The Oregonian columnist John Canzano raised an important point in his January 5 piece about a New Year’s Eve murder allegedly committed by one of former Portland Trailblazer Zach Randolph’s running buddies (at least while Randolph was with that team). Although nothing links Randolph to the murder, for Canzano the incident raises serious questions about which kinds of personal demons a professional sports franchise should accommodate and which ones should be deal breakers.
My understanding of the columnist’s main answer to that question is that he believes sports teams should consider the types of people in a player’s inner circle as a major clue about the player’s true character. Canzano goes further to suggest that the Portland Trail Blazers and all other professional sports teams should stay away from signing any player who hangs around with people who are likely to be involved in criminal activities, despite how talented such a player might be.
I agree with Canzano in principle. Since teams must tightly manage their brand images anyway, they’d be wise to use a longer range preventive approach in order to avoid unnecessary personnel crises situations. Of course, we’re not talking about some exact science of predicting what a player’s best friend will do at such-and-such a night club next Saturday. It’s more a matter of establishing a fair, clear, and reasonable set of character standards that would contractually apply to players and be extended in limited ways to members of their inner circles. I guess the kind of screening process that I’m thinking about here is similar to the kinds of financial performance incentives that are routinely built into players’ contracts; except these incentives would be for players’ off-the-field performance.
I suspect, though, that most sports teams’ front offices aren’t even close to being set up to develop and implement measurable character standards and conduct the kinds of thorough background checks that would inspire confidence among those who are responsible for building and protecting the team’s brand image. And yes, I believe the clubs probably should pay more attention to this important marketing issue. However, I’m not one to place the onus on only one side of any issue. Ultimately, I think the players and their professional support teams (managers, agents, publicists, etc.) should also always be working toward presenting the players as total on- and off-the-field packages. This would enable such players to then make the most compelling cases possible that they’d be great assets to any team for which they’re trying to join.

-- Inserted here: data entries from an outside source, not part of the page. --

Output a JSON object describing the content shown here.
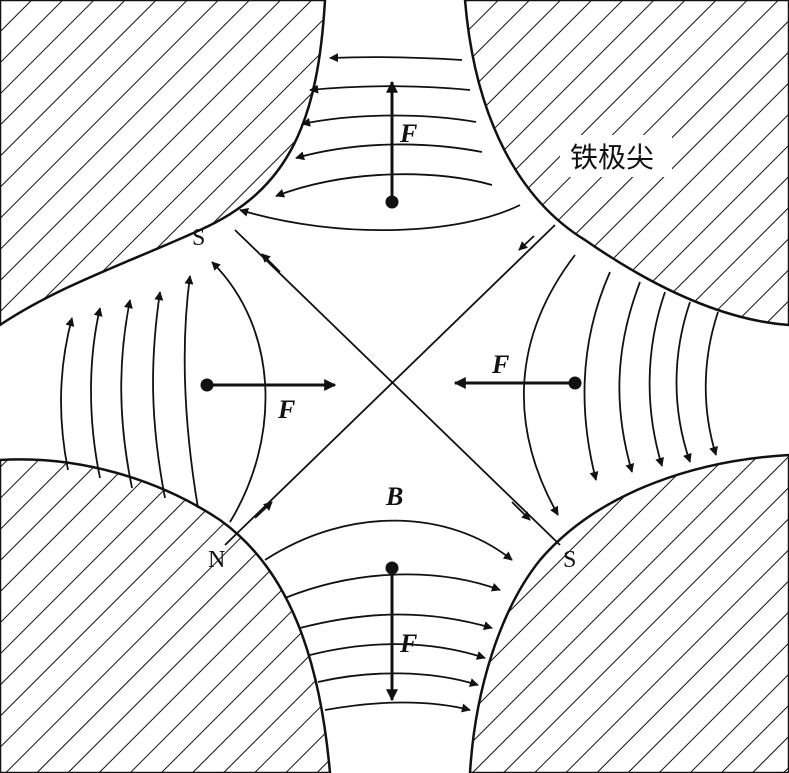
{
  "labels": {
    "material": "铁极尖",
    "field": "B",
    "force": "F",
    "pole_top_left": "S",
    "pole_bottom_left": "N",
    "pole_bottom_right": "S"
  },
  "colors": {
    "ink": "#111111",
    "background": "#ffffff"
  }
}
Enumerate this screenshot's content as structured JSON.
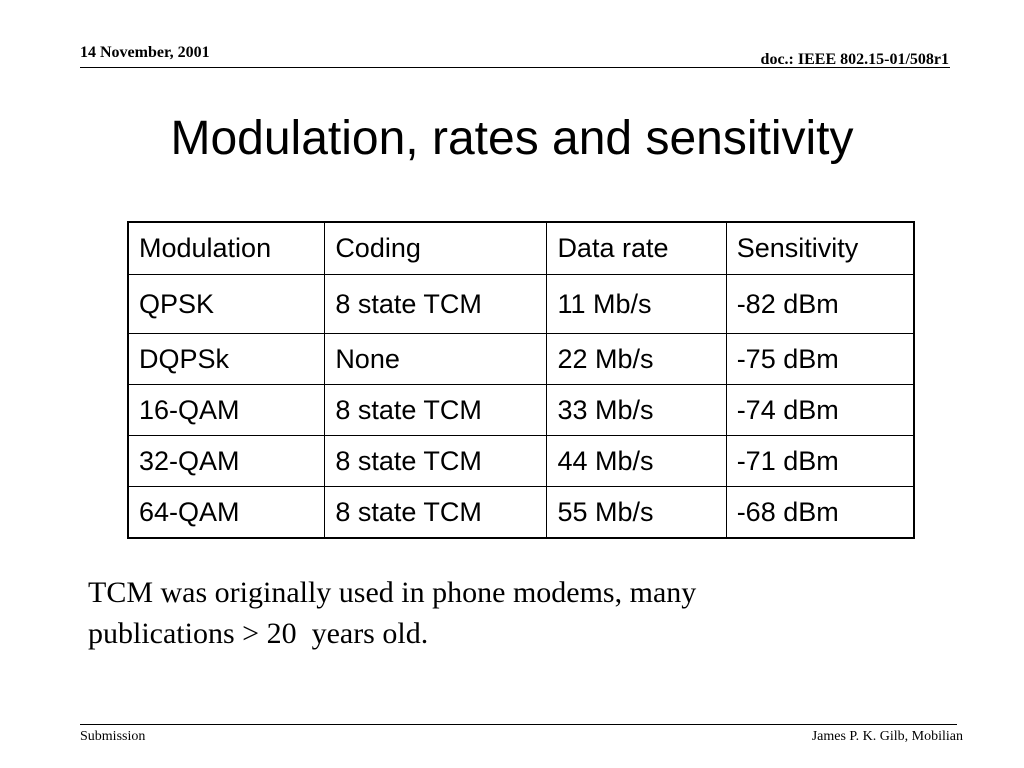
{
  "header": {
    "date": "14 November, 2001",
    "doc_id": "doc.: IEEE 802.15-01/508r1"
  },
  "title": "Modulation, rates and sensitivity",
  "table": {
    "columns": [
      "Modulation",
      "Coding",
      "Data rate",
      "Sensitivity"
    ],
    "rows": [
      [
        "QPSK",
        "8 state TCM",
        "11 Mb/s",
        "-82 dBm"
      ],
      [
        "DQPSk",
        "None",
        "22 Mb/s",
        "-75 dBm"
      ],
      [
        "16-QAM",
        "8 state TCM",
        "33 Mb/s",
        "-74 dBm"
      ],
      [
        "32-QAM",
        "8 state TCM",
        "44 Mb/s",
        "-71 dBm"
      ],
      [
        "64-QAM",
        "8 state TCM",
        "55 Mb/s",
        "-68 dBm"
      ]
    ]
  },
  "note": {
    "line1": "TCM was originally used in phone modems, many",
    "line2": "publications > 20  years old."
  },
  "footer": {
    "left": "Submission",
    "right": "James P. K. Gilb, Mobilian"
  }
}
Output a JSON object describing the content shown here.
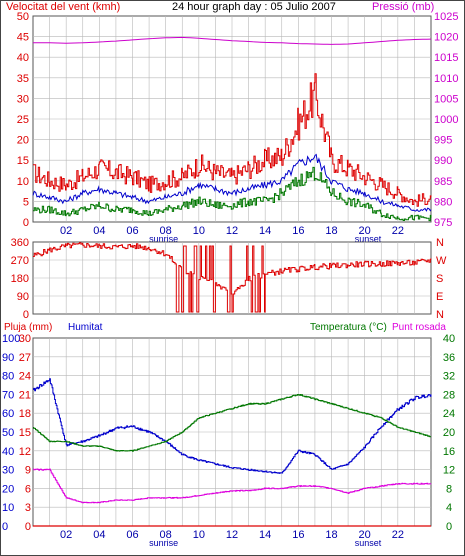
{
  "header": {
    "left_title": "Velocitat del vent (kmh)",
    "center_title": "24 hour graph day : 05 Julio 2007",
    "right_title": "Pressió (mb)"
  },
  "colors": {
    "wind": "#dd0000",
    "wind_avg": "#0000cc",
    "gust_low": "#007700",
    "pressure": "#cc00cc",
    "direction": "#dd0000",
    "rain": "#dd0000",
    "humidity": "#0000cc",
    "temperature": "#007700",
    "dewpoint": "#dd00dd",
    "grid": "#b8b8b8",
    "axis_left": "#dd0000",
    "axis_right_pressure": "#cc00cc",
    "axis_right_temp": "#007700",
    "axis_humidity": "#0000cc"
  },
  "x_axis": {
    "ticks": [
      "02",
      "04",
      "06",
      "08",
      "10",
      "12",
      "14",
      "16",
      "18",
      "20",
      "22"
    ],
    "sunrise_label": "sunrise",
    "sunset_label": "sunset",
    "range": [
      0,
      24
    ]
  },
  "chart_data": [
    {
      "type": "line",
      "panel": "wind",
      "ylabel": "Velocitat del vent (kmh)",
      "y2label": "Pressió (mb)",
      "ylim": [
        0,
        50
      ],
      "y2lim": [
        975,
        1025
      ],
      "y_ticks": [
        "0",
        "5",
        "10",
        "15",
        "20",
        "25",
        "30",
        "35",
        "40",
        "45",
        "50"
      ],
      "y2_ticks": [
        "975",
        "980",
        "985",
        "990",
        "995",
        "1000",
        "1005",
        "1010",
        "1015",
        "1020",
        "1025"
      ],
      "x": [
        0,
        1,
        2,
        3,
        4,
        5,
        6,
        7,
        8,
        9,
        10,
        11,
        12,
        13,
        14,
        15,
        16,
        17,
        18,
        19,
        20,
        21,
        22,
        23,
        24
      ],
      "series": [
        {
          "values": [
            12,
            10,
            9,
            11,
            13,
            12,
            11,
            9,
            10,
            11,
            14,
            12,
            11,
            13,
            15,
            16,
            24,
            31,
            15,
            13,
            11,
            9,
            7,
            5,
            6
          ]
        },
        {
          "values": [
            7,
            6,
            5,
            7,
            8,
            7,
            6,
            5,
            6,
            7,
            9,
            8,
            7,
            8,
            9,
            10,
            14,
            16,
            10,
            8,
            7,
            5,
            4,
            3,
            3
          ]
        },
        {
          "values": [
            3,
            3,
            2,
            3,
            4,
            3,
            3,
            2,
            3,
            4,
            5,
            4,
            4,
            5,
            5,
            7,
            10,
            12,
            7,
            5,
            4,
            2,
            1,
            1,
            1
          ]
        },
        {
          "values": [
            1018.5,
            1018.5,
            1018.4,
            1018.5,
            1018.7,
            1018.9,
            1019.2,
            1019.5,
            1019.7,
            1019.8,
            1019.6,
            1019.3,
            1019.0,
            1018.8,
            1018.6,
            1018.5,
            1018.3,
            1018.2,
            1018.1,
            1018.2,
            1018.5,
            1018.8,
            1019.1,
            1019.3,
            1019.4
          ]
        }
      ]
    },
    {
      "type": "line",
      "panel": "direction",
      "ylim": [
        0,
        360
      ],
      "y_ticks": [
        "0",
        "90",
        "180",
        "270",
        "360"
      ],
      "y2_ticks": [
        "N",
        "W",
        "S",
        "E",
        "N"
      ],
      "x": [
        0,
        1,
        2,
        3,
        4,
        5,
        6,
        7,
        8,
        9,
        10,
        11,
        12,
        13,
        14,
        15,
        16,
        17,
        18,
        19,
        20,
        21,
        22,
        23,
        24
      ],
      "series": [
        {
          "values": [
            290,
            320,
            340,
            345,
            340,
            335,
            340,
            330,
            300,
            220,
            180,
            150,
            100,
            175,
            200,
            215,
            225,
            235,
            240,
            245,
            250,
            250,
            255,
            255,
            270
          ]
        }
      ]
    },
    {
      "type": "line",
      "panel": "temperature",
      "y_left_rain_label": "Pluja (mm)",
      "y_left_humidity_label": "Humitat",
      "y_right_label": "Temperatura (°C)",
      "y_right2_label": "Punt rosada",
      "rain_ylim": [
        0,
        30
      ],
      "humidity_ylim": [
        0,
        100
      ],
      "temp_ylim": [
        0,
        40
      ],
      "rain_ticks": [
        "0",
        "3",
        "6",
        "9",
        "12",
        "15",
        "18",
        "21",
        "24",
        "27",
        "30"
      ],
      "humidity_ticks": [
        "0",
        "10",
        "20",
        "30",
        "40",
        "50",
        "60",
        "70",
        "80",
        "90",
        "100"
      ],
      "temp_ticks": [
        "0",
        "4",
        "8",
        "12",
        "16",
        "20",
        "24",
        "28",
        "32",
        "36",
        "40"
      ],
      "x": [
        0,
        1,
        2,
        3,
        4,
        5,
        6,
        7,
        8,
        9,
        10,
        11,
        12,
        13,
        14,
        15,
        16,
        17,
        18,
        19,
        20,
        21,
        22,
        23,
        24
      ],
      "series": [
        {
          "values": [
            0,
            0,
            0,
            0,
            0,
            0,
            0,
            0,
            0,
            0,
            0,
            0,
            0,
            0,
            0,
            0,
            0,
            0,
            0,
            0,
            0,
            0,
            0,
            0,
            0
          ]
        },
        {
          "values": [
            72,
            78,
            43,
            45,
            48,
            52,
            53,
            50,
            45,
            38,
            35,
            33,
            31,
            30,
            29,
            28,
            40,
            38,
            30,
            33,
            42,
            53,
            62,
            68,
            70
          ]
        },
        {
          "values": [
            21,
            18,
            18,
            17,
            17,
            16,
            16,
            17,
            18,
            20,
            23,
            24,
            25,
            26,
            26,
            27,
            28,
            27,
            26,
            25,
            24,
            23,
            21,
            20,
            19
          ]
        },
        {
          "values": [
            12,
            12,
            6,
            5,
            5,
            5.5,
            5.5,
            6,
            6,
            6,
            6.5,
            7,
            7.5,
            7.5,
            8,
            8,
            8.5,
            8.5,
            8,
            7,
            8,
            8.5,
            9,
            9,
            9
          ]
        }
      ]
    }
  ]
}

This brings me to the issue that I raised in my heading above. In order for a player to make good on that total package brand imaging concept, he’d have to be willing and able to make some really hard choices about who to keep in his life. As you may or may not be able to imagine, this type of choice is extremely hard because rich and famous pro athletes already have a hard enough time figuring out who’s really their friend and who’s just trying to get some of their goodies. But as hard as it may be, being a high-profile celebrity means taking responsibility for making the choices that support the brand image that the celebrity wants to maintain. After all, the business of professional sports is all about being effective on the field of play and being a positive role model for young people and fans in general off the field.
Now I’m not suggesting that there’s an easy answer to the question of who a pro athlete should kick out of his inner circle. I am, however, suggesting that athletes shouldn’t run away from such tough decisions. Besides, it’s hugely important for each of us – whether we’re celebrities or not – to develop a clear sense of the limits of our loyalty. In other words, we all need a workable set of standards to help us decide when to let go of someone we’ve considered as a friend if that person turns out to be one who’s just taking advantage of our generosity or kindness without adding any reciprocal value to our lives.
Letting go of people seems counterintuitive and perhaps even counterproductive when you consider the awful prospect of ending up alone. But in the end, being surrounded by people who are only out to steal your joy is a much more miserable place to be than being alone with yourself (unless all you ever do is beat yourself up). Clearly, loyalty has its limits, and should always be a two-way street. When it flows only in one direction, that’s a formula headed for personal disaster, and for a pro athlete, such personal disasters can quickly morph into professional disasters as well. After all, there’s profound wisdom in the old folk saying, “I can do badly all by myself!”